PyTorch implementation of a Variational Autoencoder with Gumbel-Softmax Distribution
198 stars 37 forks source link

latent dim #4

Open yzhou359 opened 5 years ago

yzhou359 commented 5 years ago

Hi, what does the latent_dim mean in your code? Could it be changed to other numbers? I can understand that categorical_dim means 10 categories for 10 digits, but I'm confused about the latent_dim. Thanks!

yjlolo commented 4 years ago

Same question here; it would be great if someone can shed lights on latent_dim, which is N in the author's notebook https://github.com/ericjang/gumbel-softmax/blob/master/Categorical%20VAE.ipynb.

Why do we need latent_dim (or number of categorical distributions as in author's notebook), making the fully-connected layer output categorical_dim * latent_dim instead of just categorical_dim?
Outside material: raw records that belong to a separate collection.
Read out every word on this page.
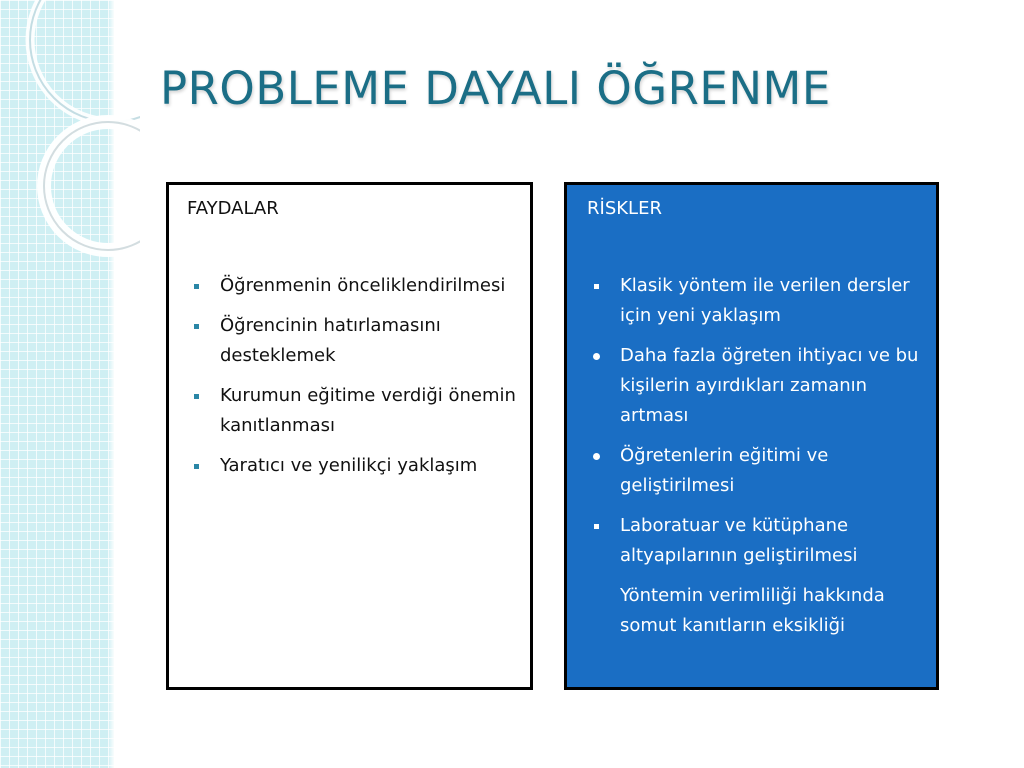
PROBLEME DAYALI ÖĞRENME
FAYDALAR
Öğrenmenin önceliklendirilmesi
Öğrencinin hatırlamasını desteklemek
Kurumun eğitime verdiği önemin kanıtlanması
Yaratıcı ve yenilikçi yaklaşım
RİSKLER
Klasik yöntem ile verilen dersler için yeni yaklaşım
Daha fazla öğreten ihtiyacı ve bu kişilerin ayırdıkları zamanın artması
Öğretenlerin eğitimi ve geliştirilmesi
Laboratuar ve kütüphane altyapılarının geliştirilmesi
Yöntemin verimliliği hakkında somut kanıtların eksikliği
gokceneraslan commented 3 years ago

I think latent_dim represents how many categorical variables there is in the model, while categorical_dim denotes the number of categories in each latent categorical variable. This is why the "true" dimensionality of the encoder output and the decoder input is 300 (30 variables x 10 categories for each var) in this model.

The misinterpretation stems from the assumption that 10 categories of the categorical latent space represents 10 digits, but this is not necessarily the case, because there are is a lot of variation in the data in addition to the digit type (azimuth, width, thickness) which is why the model needs more than just 10 categories in the latent space.